Smiley, who’s been dubbed one of the 100 most influential people in the world today, also evoked Dr. Martin Luther King Jr. when noting that “at this critical moment in our nation`s history, we have a choice to make as Americans. We either choose to eradicate poverty or poverty just might eradicate us."
"I choose to identify with the underprivileged, I choose to identify with the poor, I choose to give my life for those who have been left out of the sunlight of opportunity,” said Smiley while noting that when, in 1968, Robert Kennedy, then a candidate for President, embarked on a tour of some of the poorest and most forgotten places in America.
“The notion of a political figure, one so well-healed and well-known making a choice to reach out to the least among us was an inspiration for millions. In this upcoming election cycle, let`s hope that someone steps forward to speak on behalf of those most in need. They probably won`t unless we demand that they do,” he said.

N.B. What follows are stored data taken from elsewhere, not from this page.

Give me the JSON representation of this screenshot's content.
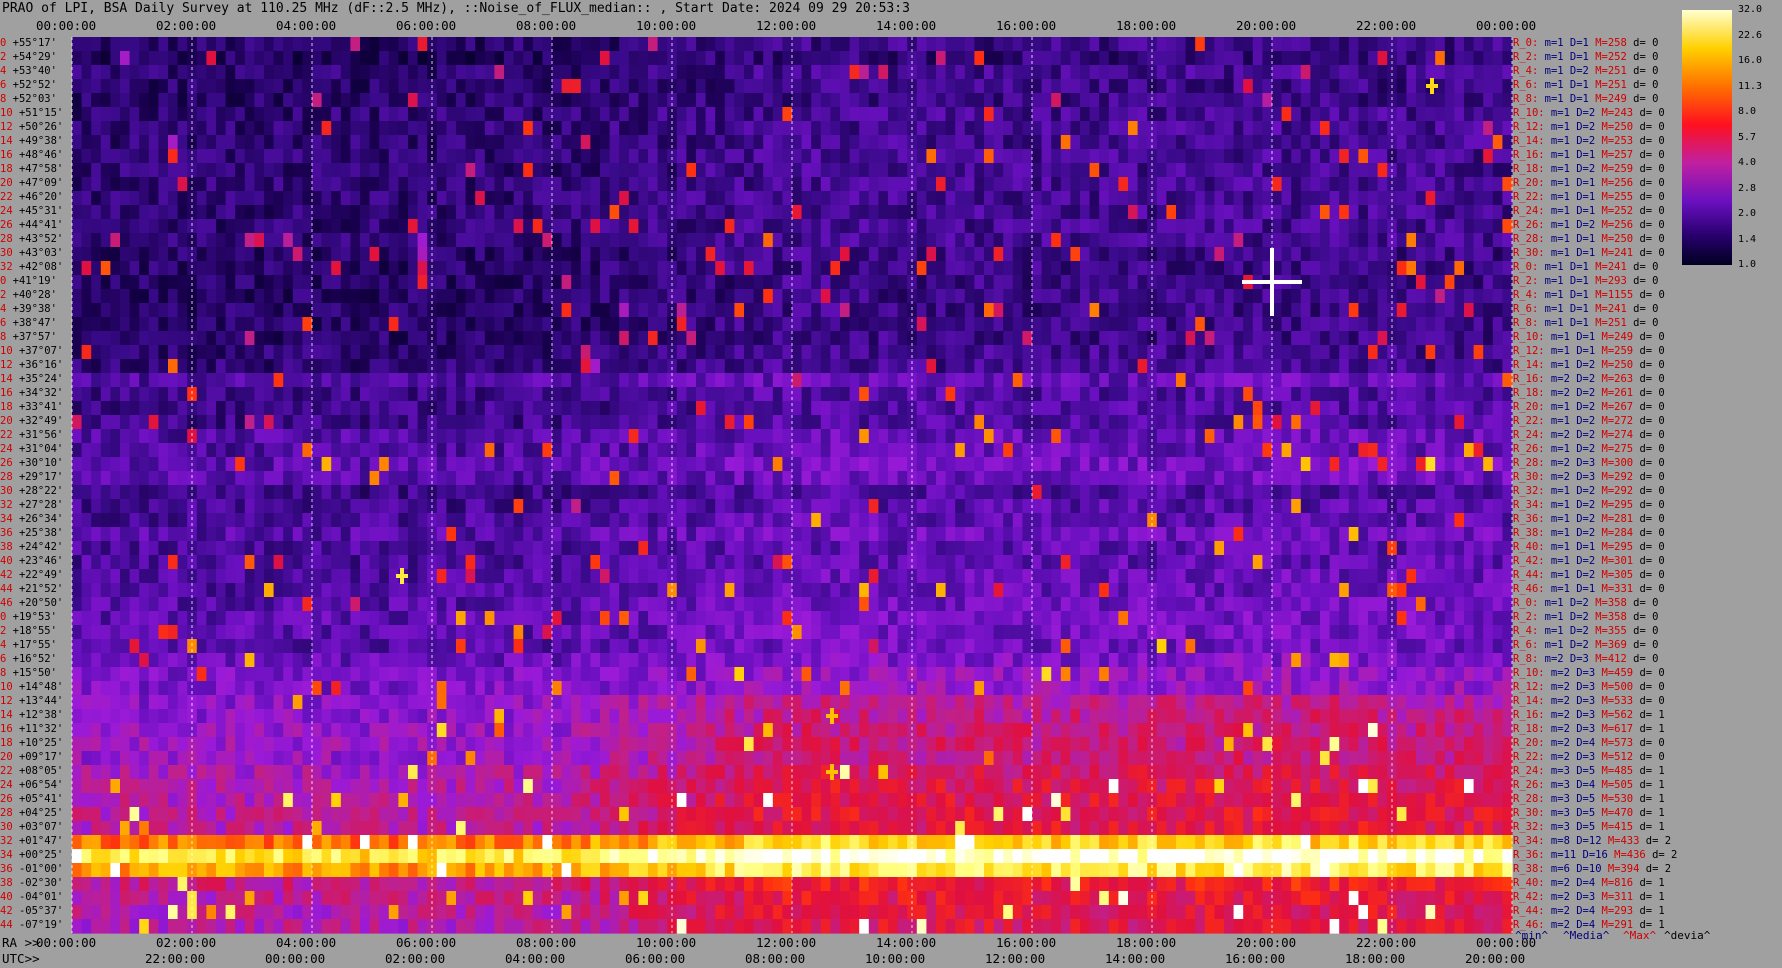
{
  "window": {
    "title": "PRAO of LPI, BSA Daily Survey at 110.25 MHz (dF::2.5 MHz), ::Noise_of_FLUX_median:: , Start Date: 2024 09 29 20:53:3"
  },
  "chart_data": {
    "type": "heatmap",
    "title": "PRAO of LPI, BSA Daily Survey at 110.25 MHz (dF::2.5 MHz), ::Noise_of_FLUX_median:: , Start Date: 2024 09 29 20:53:3",
    "top_time_labels": [
      "00:00:00",
      "02:00:00",
      "04:00:00",
      "06:00:00",
      "08:00:00",
      "10:00:00",
      "12:00:00",
      "14:00:00",
      "16:00:00",
      "18:00:00",
      "20:00:00",
      "22:00:00",
      "00:00:00"
    ],
    "ra_axis": {
      "prefix": "RA >>",
      "labels": [
        "00:00:00",
        "02:00:00",
        "04:00:00",
        "06:00:00",
        "08:00:00",
        "10:00:00",
        "12:00:00",
        "14:00:00",
        "16:00:00",
        "18:00:00",
        "20:00:00",
        "22:00:00",
        "00:00:00"
      ]
    },
    "utc_axis": {
      "prefix": "UTC>>",
      "labels": [
        "22:00:00",
        "00:00:00",
        "02:00:00",
        "04:00:00",
        "06:00:00",
        "08:00:00",
        "10:00:00",
        "12:00:00",
        "14:00:00",
        "16:00:00",
        "18:00:00",
        "20:00:00"
      ]
    },
    "colorbar": {
      "ticks": [
        "32.0",
        "22.6",
        "16.0",
        "11.3",
        "8.0",
        "5.7",
        "4.0",
        "2.8",
        "2.0",
        "1.4",
        "1.0"
      ],
      "range": [
        1.0,
        32.0
      ]
    },
    "rows": [
      {
        "idx": "0",
        "dec": "+55°17'"
      },
      {
        "idx": "2",
        "dec": "+54°29'"
      },
      {
        "idx": "4",
        "dec": "+53°40'"
      },
      {
        "idx": "6",
        "dec": "+52°52'"
      },
      {
        "idx": "8",
        "dec": "+52°03'"
      },
      {
        "idx": "10",
        "dec": "+51°15'"
      },
      {
        "idx": "12",
        "dec": "+50°26'"
      },
      {
        "idx": "14",
        "dec": "+49°38'"
      },
      {
        "idx": "16",
        "dec": "+48°46'"
      },
      {
        "idx": "18",
        "dec": "+47°58'"
      },
      {
        "idx": "20",
        "dec": "+47°09'"
      },
      {
        "idx": "22",
        "dec": "+46°20'"
      },
      {
        "idx": "24",
        "dec": "+45°31'"
      },
      {
        "idx": "26",
        "dec": "+44°41'"
      },
      {
        "idx": "28",
        "dec": "+43°52'"
      },
      {
        "idx": "30",
        "dec": "+43°03'"
      },
      {
        "idx": "32",
        "dec": "+42°08'"
      },
      {
        "idx": "0",
        "dec": "+41°19'"
      },
      {
        "idx": "2",
        "dec": "+40°28'"
      },
      {
        "idx": "4",
        "dec": "+39°38'"
      },
      {
        "idx": "6",
        "dec": "+38°47'"
      },
      {
        "idx": "8",
        "dec": "+37°57'"
      },
      {
        "idx": "10",
        "dec": "+37°07'"
      },
      {
        "idx": "12",
        "dec": "+36°16'"
      },
      {
        "idx": "14",
        "dec": "+35°24'"
      },
      {
        "idx": "16",
        "dec": "+34°32'"
      },
      {
        "idx": "18",
        "dec": "+33°41'"
      },
      {
        "idx": "20",
        "dec": "+32°49'"
      },
      {
        "idx": "22",
        "dec": "+31°56'"
      },
      {
        "idx": "24",
        "dec": "+31°04'"
      },
      {
        "idx": "26",
        "dec": "+30°10'"
      },
      {
        "idx": "28",
        "dec": "+29°17'"
      },
      {
        "idx": "30",
        "dec": "+28°22'"
      },
      {
        "idx": "32",
        "dec": "+27°28'"
      },
      {
        "idx": "34",
        "dec": "+26°34'"
      },
      {
        "idx": "36",
        "dec": "+25°38'"
      },
      {
        "idx": "38",
        "dec": "+24°42'"
      },
      {
        "idx": "40",
        "dec": "+23°46'"
      },
      {
        "idx": "42",
        "dec": "+22°49'"
      },
      {
        "idx": "44",
        "dec": "+21°52'"
      },
      {
        "idx": "46",
        "dec": "+20°50'"
      },
      {
        "idx": "0",
        "dec": "+19°53'"
      },
      {
        "idx": "2",
        "dec": "+18°55'"
      },
      {
        "idx": "4",
        "dec": "+17°55'"
      },
      {
        "idx": "6",
        "dec": "+16°52'"
      },
      {
        "idx": "8",
        "dec": "+15°50'"
      },
      {
        "idx": "10",
        "dec": "+14°48'"
      },
      {
        "idx": "12",
        "dec": "+13°44'"
      },
      {
        "idx": "14",
        "dec": "+12°38'"
      },
      {
        "idx": "16",
        "dec": "+11°32'"
      },
      {
        "idx": "18",
        "dec": "+10°25'"
      },
      {
        "idx": "20",
        "dec": "+09°17'"
      },
      {
        "idx": "22",
        "dec": "+08°05'"
      },
      {
        "idx": "24",
        "dec": "+06°54'"
      },
      {
        "idx": "26",
        "dec": "+05°41'"
      },
      {
        "idx": "28",
        "dec": "+04°25'"
      },
      {
        "idx": "30",
        "dec": "+03°07'"
      },
      {
        "idx": "32",
        "dec": "+01°47'"
      },
      {
        "idx": "34",
        "dec": "+00°25'"
      },
      {
        "idx": "36",
        "dec": "-01°00'"
      },
      {
        "idx": "38",
        "dec": "-02°30'"
      },
      {
        "idx": "40",
        "dec": "-04°01'"
      },
      {
        "idx": "42",
        "dec": "-05°37'"
      },
      {
        "idx": "44",
        "dec": "-07°19'"
      }
    ],
    "stats": [
      {
        "r": "R_0:",
        "m": "m=1",
        "d": "D=1",
        "M": "M=258",
        "dv": "d= 0"
      },
      {
        "r": "R_2:",
        "m": "m=1",
        "d": "D=1",
        "M": "M=252",
        "dv": "d= 0"
      },
      {
        "r": "R_4:",
        "m": "m=1",
        "d": "D=2",
        "M": "M=251",
        "dv": "d= 0"
      },
      {
        "r": "R_6:",
        "m": "m=1",
        "d": "D=1",
        "M": "M=251",
        "dv": "d= 0"
      },
      {
        "r": "R_8:",
        "m": "m=1",
        "d": "D=1",
        "M": "M=249",
        "dv": "d= 0"
      },
      {
        "r": "R_10:",
        "m": "m=1",
        "d": "D=2",
        "M": "M=243",
        "dv": "d= 0"
      },
      {
        "r": "R_12:",
        "m": "m=1",
        "d": "D=2",
        "M": "M=250",
        "dv": "d= 0"
      },
      {
        "r": "R_14:",
        "m": "m=1",
        "d": "D=2",
        "M": "M=253",
        "dv": "d= 0"
      },
      {
        "r": "R_16:",
        "m": "m=1",
        "d": "D=1",
        "M": "M=257",
        "dv": "d= 0"
      },
      {
        "r": "R_18:",
        "m": "m=1",
        "d": "D=2",
        "M": "M=259",
        "dv": "d= 0"
      },
      {
        "r": "R_20:",
        "m": "m=1",
        "d": "D=1",
        "M": "M=256",
        "dv": "d= 0"
      },
      {
        "r": "R_22:",
        "m": "m=1",
        "d": "D=1",
        "M": "M=255",
        "dv": "d= 0"
      },
      {
        "r": "R_24:",
        "m": "m=1",
        "d": "D=1",
        "M": "M=252",
        "dv": "d= 0"
      },
      {
        "r": "R_26:",
        "m": "m=1",
        "d": "D=2",
        "M": "M=256",
        "dv": "d= 0"
      },
      {
        "r": "R_28:",
        "m": "m=1",
        "d": "D=1",
        "M": "M=250",
        "dv": "d= 0"
      },
      {
        "r": "R_30:",
        "m": "m=1",
        "d": "D=1",
        "M": "M=241",
        "dv": "d= 0"
      },
      {
        "r": "R_0:",
        "m": "m=1",
        "d": "D=1",
        "M": "M=241",
        "dv": "d= 0"
      },
      {
        "r": "R_2:",
        "m": "m=1",
        "d": "D=1",
        "M": "M=293",
        "dv": "d= 0"
      },
      {
        "r": "R_4:",
        "m": "m=1",
        "d": "D=1",
        "M": "M=1155",
        "dv": "d= 0"
      },
      {
        "r": "R_6:",
        "m": "m=1",
        "d": "D=1",
        "M": "M=241",
        "dv": "d= 0"
      },
      {
        "r": "R_8:",
        "m": "m=1",
        "d": "D=1",
        "M": "M=251",
        "dv": "d= 0"
      },
      {
        "r": "R_10:",
        "m": "m=1",
        "d": "D=1",
        "M": "M=249",
        "dv": "d= 0"
      },
      {
        "r": "R_12:",
        "m": "m=1",
        "d": "D=1",
        "M": "M=259",
        "dv": "d= 0"
      },
      {
        "r": "R_14:",
        "m": "m=1",
        "d": "D=2",
        "M": "M=250",
        "dv": "d= 0"
      },
      {
        "r": "R_16:",
        "m": "m=2",
        "d": "D=2",
        "M": "M=263",
        "dv": "d= 0"
      },
      {
        "r": "R_18:",
        "m": "m=2",
        "d": "D=2",
        "M": "M=261",
        "dv": "d= 0"
      },
      {
        "r": "R_20:",
        "m": "m=1",
        "d": "D=2",
        "M": "M=267",
        "dv": "d= 0"
      },
      {
        "r": "R_22:",
        "m": "m=1",
        "d": "D=2",
        "M": "M=272",
        "dv": "d= 0"
      },
      {
        "r": "R_24:",
        "m": "m=2",
        "d": "D=2",
        "M": "M=274",
        "dv": "d= 0"
      },
      {
        "r": "R_26:",
        "m": "m=1",
        "d": "D=2",
        "M": "M=275",
        "dv": "d= 0"
      },
      {
        "r": "R_28:",
        "m": "m=2",
        "d": "D=3",
        "M": "M=300",
        "dv": "d= 0"
      },
      {
        "r": "R_30:",
        "m": "m=2",
        "d": "D=3",
        "M": "M=292",
        "dv": "d= 0"
      },
      {
        "r": "R_32:",
        "m": "m=1",
        "d": "D=2",
        "M": "M=292",
        "dv": "d= 0"
      },
      {
        "r": "R_34:",
        "m": "m=1",
        "d": "D=2",
        "M": "M=295",
        "dv": "d= 0"
      },
      {
        "r": "R_36:",
        "m": "m=1",
        "d": "D=2",
        "M": "M=281",
        "dv": "d= 0"
      },
      {
        "r": "R_38:",
        "m": "m=1",
        "d": "D=2",
        "M": "M=284",
        "dv": "d= 0"
      },
      {
        "r": "R_40:",
        "m": "m=1",
        "d": "D=1",
        "M": "M=295",
        "dv": "d= 0"
      },
      {
        "r": "R_42:",
        "m": "m=1",
        "d": "D=2",
        "M": "M=301",
        "dv": "d= 0"
      },
      {
        "r": "R_44:",
        "m": "m=1",
        "d": "D=2",
        "M": "M=305",
        "dv": "d= 0"
      },
      {
        "r": "R_46:",
        "m": "m=1",
        "d": "D=1",
        "M": "M=331",
        "dv": "d= 0"
      },
      {
        "r": "R_0:",
        "m": "m=1",
        "d": "D=2",
        "M": "M=358",
        "dv": "d= 0"
      },
      {
        "r": "R_2:",
        "m": "m=1",
        "d": "D=2",
        "M": "M=358",
        "dv": "d= 0"
      },
      {
        "r": "R_4:",
        "m": "m=1",
        "d": "D=2",
        "M": "M=355",
        "dv": "d= 0"
      },
      {
        "r": "R_6:",
        "m": "m=1",
        "d": "D=2",
        "M": "M=369",
        "dv": "d= 0"
      },
      {
        "r": "R_8:",
        "m": "m=2",
        "d": "D=3",
        "M": "M=412",
        "dv": "d= 0"
      },
      {
        "r": "R_10:",
        "m": "m=2",
        "d": "D=3",
        "M": "M=459",
        "dv": "d= 0"
      },
      {
        "r": "R_12:",
        "m": "m=2",
        "d": "D=3",
        "M": "M=500",
        "dv": "d= 0"
      },
      {
        "r": "R_14:",
        "m": "m=2",
        "d": "D=3",
        "M": "M=533",
        "dv": "d= 0"
      },
      {
        "r": "R_16:",
        "m": "m=2",
        "d": "D=3",
        "M": "M=562",
        "dv": "d= 1"
      },
      {
        "r": "R_18:",
        "m": "m=2",
        "d": "D=3",
        "M": "M=617",
        "dv": "d= 1"
      },
      {
        "r": "R_20:",
        "m": "m=2",
        "d": "D=4",
        "M": "M=573",
        "dv": "d= 0"
      },
      {
        "r": "R_22:",
        "m": "m=2",
        "d": "D=3",
        "M": "M=512",
        "dv": "d= 0"
      },
      {
        "r": "R_24:",
        "m": "m=3",
        "d": "D=5",
        "M": "M=485",
        "dv": "d= 1"
      },
      {
        "r": "R_26:",
        "m": "m=3",
        "d": "D=4",
        "M": "M=505",
        "dv": "d= 1"
      },
      {
        "r": "R_28:",
        "m": "m=3",
        "d": "D=5",
        "M": "M=530",
        "dv": "d= 1"
      },
      {
        "r": "R_30:",
        "m": "m=3",
        "d": "D=5",
        "M": "M=470",
        "dv": "d= 1"
      },
      {
        "r": "R_32:",
        "m": "m=3",
        "d": "D=5",
        "M": "M=415",
        "dv": "d= 1"
      },
      {
        "r": "R_34:",
        "m": "m=8",
        "d": "D=12",
        "M": "M=433",
        "dv": "d= 2"
      },
      {
        "r": "R_36:",
        "m": "m=11",
        "d": "D=16",
        "M": "M=436",
        "dv": "d= 2"
      },
      {
        "r": "R_38:",
        "m": "m=6",
        "d": "D=10",
        "M": "M=394",
        "dv": "d= 2"
      },
      {
        "r": "R_40:",
        "m": "m=2",
        "d": "D=4",
        "M": "M=816",
        "dv": "d= 1"
      },
      {
        "r": "R_42:",
        "m": "m=2",
        "d": "D=3",
        "M": "M=311",
        "dv": "d= 1"
      },
      {
        "r": "R_44:",
        "m": "m=2",
        "d": "D=4",
        "M": "M=293",
        "dv": "d= 1"
      },
      {
        "r": "R_46:",
        "m": "m=2",
        "d": "D=4",
        "M": "M=291",
        "dv": "d= 1"
      }
    ],
    "legend": {
      "min": "^min^",
      "median": "^Media^",
      "max": "^Max^",
      "dev": "^devia^"
    },
    "palette": [
      "#000020",
      "#1a0050",
      "#3a0a8a",
      "#6a10c0",
      "#9a1ad8",
      "#c0208a",
      "#e01040",
      "#ff3010",
      "#ff8000",
      "#ffd000",
      "#ffff80",
      "#ffffff"
    ],
    "row_levels": [
      1.6,
      1.5,
      1.7,
      1.6,
      1.6,
      1.7,
      1.7,
      1.7,
      1.7,
      1.7,
      1.7,
      1.7,
      1.7,
      1.7,
      1.7,
      1.6,
      1.6,
      1.6,
      1.6,
      1.6,
      1.6,
      1.6,
      1.7,
      1.7,
      2.2,
      1.9,
      1.9,
      1.9,
      2.2,
      2.2,
      2.4,
      2.3,
      1.9,
      2.0,
      2.1,
      2.3,
      2.1,
      2.1,
      2.2,
      2.2,
      2.3,
      2.4,
      2.4,
      2.3,
      2.6,
      2.9,
      3.0,
      3.2,
      3.3,
      3.5,
      3.6,
      3.5,
      4.0,
      4.3,
      4.4,
      4.5,
      4.5,
      12,
      20,
      14,
      5.0,
      4.6,
      4.4,
      4.3
    ],
    "day_factor": [
      1.0,
      1.0,
      1.0,
      1.0,
      1.05,
      1.3,
      1.6,
      1.5,
      1.5,
      1.5,
      1.6,
      1.5,
      1.5
    ],
    "bright_spots": [
      {
        "ra": "20:00",
        "dec": "+41°19'",
        "level": 32
      },
      {
        "ra": "05:30",
        "dec": "+22°49'",
        "level": 20
      },
      {
        "ra": "12:40",
        "dec": "+12°38'",
        "level": 16
      },
      {
        "ra": "12:40",
        "dec": "+08°05'",
        "level": 16
      },
      {
        "ra": "22:40",
        "dec": "+52°52'",
        "level": 18
      }
    ]
  }
}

Meanwhile, Smiley and others are asking why is the country turning a blind eye to this chasm between the haves and have nots?
The new poor in America are the middle class
While the White House and congress were finally successful in sorting out a budget deal on Aug. 1, it comes at a time when many who voted for more cuts for social programs are considered to be the “haves” in America who seem, says Smiley and others interested in social justice.
For instance, a recent New York Times and CBS poll found that only 1 percent of Tea Party members are not white. In other words, the survey noted that more than 98 percent of Tea Party members are white. Thus, it’s no surprise, say some social justice experts here in Eugene, that the wealth gaps between whites and minorities are so great.
In fact, new figures released by the Pew Research Center stated that “the median wealth of white U.S. households in 2009 was $113,149, compared with just $6,325 for Hispanics and a low $5,677 for blacks.
Pew researchers also noted that this analysis of new U.S. Census data points to more white people being viewed as “rich” or the “haves” and more Hispanics and blacks are “living on the economic margins” of our American society.
In turn, those who are poor in America today may ask how does this budget deal help them when social justice experts still complain about a new budget deal that still “rewards the wealthiest Americans with continued tax breaks.”